The battle surged into a chaotic disaster after my squad was killed. The flayens had been killed, and all that remained were the Alderi and the mercs. The mercs finally broke free of the silencing spell and fought back with their own powers. As desperate as the mercs fought, the ten Alderians were too powerful and countered every attack with their own. One by one, the mercs were picked off until none were left.

The Alderians didn't even bother to check the dead after the battle. They turned their backs on the destroyed forest and walked away. Had they cared, they would've noticed two beings still breathing.

I'd seen this play out more than a hundred times. The memory was never as vivid as it was now. I worked through the memories forward and backward several times more, looking for any information I missed. Although I didn't gain new insight, my timeframe of events became clear.

My spiking happened at the very beginning of the battle. I was the first casualty of the opening volley. Balthazar died next, followed by Calypso, who was crushed seconds later just as Sasha died. This was when the loop for me started, and if I had to guess, this was when Cal activated the Monarch Stone. Four minutes later, the rest of my squad showed up, only to die shortly after. The battle lasted for twelve more minutes after that.

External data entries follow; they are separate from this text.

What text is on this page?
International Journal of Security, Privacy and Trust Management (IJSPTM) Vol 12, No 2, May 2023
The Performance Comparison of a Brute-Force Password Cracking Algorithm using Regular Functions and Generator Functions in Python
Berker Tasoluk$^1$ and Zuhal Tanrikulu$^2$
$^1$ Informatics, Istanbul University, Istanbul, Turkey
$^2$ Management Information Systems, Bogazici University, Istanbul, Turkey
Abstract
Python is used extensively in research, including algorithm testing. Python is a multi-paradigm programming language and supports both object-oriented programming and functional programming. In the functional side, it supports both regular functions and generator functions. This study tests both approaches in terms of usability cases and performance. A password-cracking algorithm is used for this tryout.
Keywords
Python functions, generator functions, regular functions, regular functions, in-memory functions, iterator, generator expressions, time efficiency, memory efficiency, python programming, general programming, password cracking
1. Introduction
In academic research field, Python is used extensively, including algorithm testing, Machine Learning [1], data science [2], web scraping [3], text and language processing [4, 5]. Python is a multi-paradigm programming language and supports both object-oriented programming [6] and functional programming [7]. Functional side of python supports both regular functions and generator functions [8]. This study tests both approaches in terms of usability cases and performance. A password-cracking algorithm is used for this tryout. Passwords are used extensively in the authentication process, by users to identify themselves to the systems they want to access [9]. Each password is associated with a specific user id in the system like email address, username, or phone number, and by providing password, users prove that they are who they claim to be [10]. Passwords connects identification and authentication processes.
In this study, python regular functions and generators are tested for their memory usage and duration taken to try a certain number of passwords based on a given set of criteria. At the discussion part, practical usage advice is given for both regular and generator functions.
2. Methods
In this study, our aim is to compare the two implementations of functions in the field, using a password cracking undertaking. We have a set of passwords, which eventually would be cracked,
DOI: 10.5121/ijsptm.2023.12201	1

I wouldn't be able to save my squad during the battle, not for a long time, but if I could soul transfer to my clone quick enough, I could stop them from ever entering Sogg's forsaken abyss.

Hope burned brighter. I was getting closer. I was going to save them—maybe not now. It might take several more years before I could soul-transfer fast enough, but I now knew I had a chance, and it wasn't just hope.

Live for them… I would do more than that. Much more.